To remain competitive at the start of the pandemic, many of the brand’s retail partners launched “fire sales” with marked-down products, said Pamela Munson, founder of her namesake company. For spring, it drove year-over-year sales growth for the brand by a triple-digit percentage. Before, Pamela Munson had only offered friends-and-family sales twice per year.
Seeing the demand for her products at the lower price accelerated Munson’s decision to shift to the DTC model. The move had been planned for 2021.
“I got to a point where I didn’t feel the retail price was reflective of the value of the product, and that didn’t sit well with me,” said Munson. She noted that retailers consistently pressured her to increase the brand’s markups, which ranged from 2.0-2.7, or 100-170% over cost.
Munson communicated the price drop through an Instagram Story on the brand’s account, calling out the new price range of $150-$395. It was also announced in an email to customers and on the homepage of the company’s e-commerce site. Prior to the shift, the brand’s website was shut down for a week, to avoid customers “seeing a bag for $400 one day, $280 the next,” said Munson.
In September, direct-to-consumer fashion brand Cuyana also permanently reduced its prices, including select accessories by 10-20% and apparel pieces by 20-30%. Early in the pandemic, the company didn’t cancel any orders with suppliers, but instead shifted its March buys to high quantities of best-selling styles. With ample inventory available, founders Shilpa Shah and Karla Gallardo decided to offer customers more accessibility by forfeiting margins via a price drop. Before this year, Cuyana had a 90% sell-through rate, without offering promotions. It’s maintained that, holding true to its “fewer, better things” tagline and goal of producing zero waste.
The company communicated the pricing change to customers in emails and its social channels. “We just said, ‘This has been a tough year. And rather than encourage you to buy rapidly and unintentionally — which is not the Cuyana way — we’re going to lower prices across the board,’” said Shah.
This year, Cuyana has seen the common sales trajectory of “better than 2019 sales, then dropping below 2019, then tracking back up again,” said Shah. “It’s an interesting year, because the pressure for growth is there, but not in the same way. We’re allowing ourselves to be more efficient, effective and thoughtful in our approach.
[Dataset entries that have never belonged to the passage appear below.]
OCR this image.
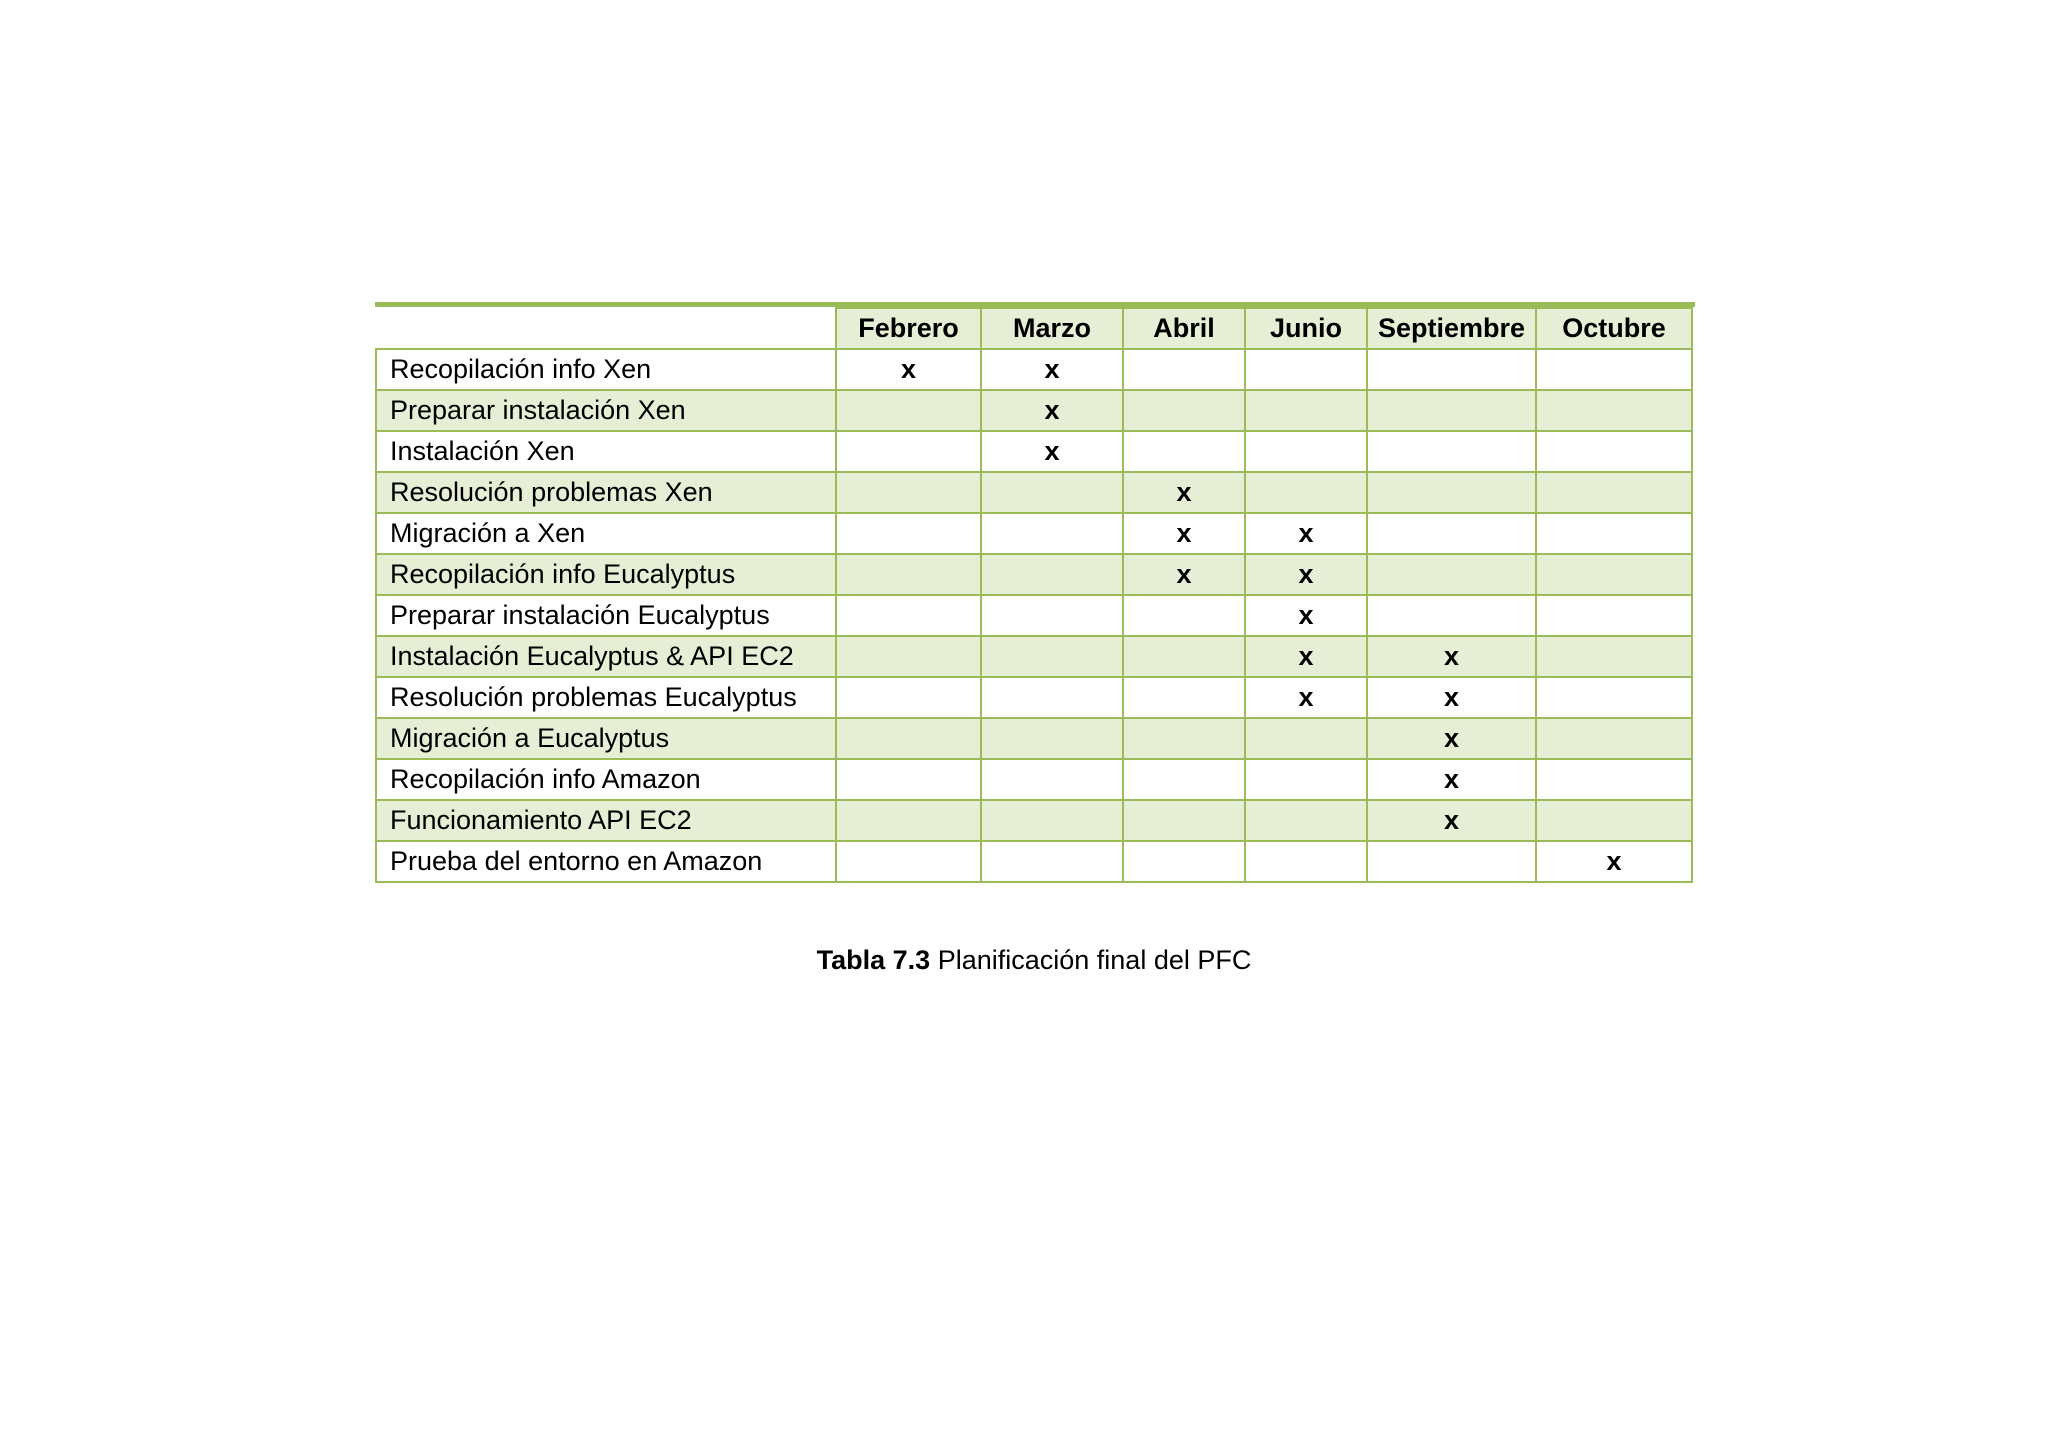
	Febrero	Marzo	Abril	Junio	Septiembre	Octubre
Recopilación info Xen	x	x				
Preparar instalación Xen		x				
Instalación Xen		x				
Resolución problemas Xen			x			
Migración a Xen			x	x		
Recopilación info Eucalyptus			x	x		
Preparar instalación Eucalyptus				x		
Instalación Eucalyptus & API EC2				x	x	
Resolución problemas Eucalyptus				x	x	
Migración a Eucalyptus					x	
Recopilación info Amazon					x	
Funcionamiento API EC2					x	
Prueba del entorno en Amazon						x
Tabla 7.3 Planificación final del PFC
It’s just meeting what our consumers’ needs are and trying not to go beyond that.”
Cuyana plans to host a Black Friday sale for the first time this month, offering a discount on its best sellers — but there are no plans to make promotions a habit.
“Other [DTC brands] just keep putting things on sale and trying to justify the sale,” said Shah. “You can do it once, but you’ve got to change your messaging from, ‘We never do this,’ if it’s the 15th sale.”
But dropping prices for the long term isn’t for everyone.
On quarterly earnings calls since March, luxury fashion companies from Capri Holdings to Ralph Lauren have been vocal about their aims to increase average unit retail, or AUR, by increasing product prices. On its November 5 call for the quarter ending on September 30, Capri Holdings CEO John Idol said the company has been “quietly taking price increases” for months within its Michael Kors and Jimmy Choo brands, and will continue to do so for the next 3 to 4 quarters. Depending on the company, it’s a play to bank on of China’s rebound, recover early-2020 losses or strengthen its luxury positioning.
“We’re in a pandemic!” said Munson.”But don’t count on the larger conglomerates to shy away from their pricing strategy.”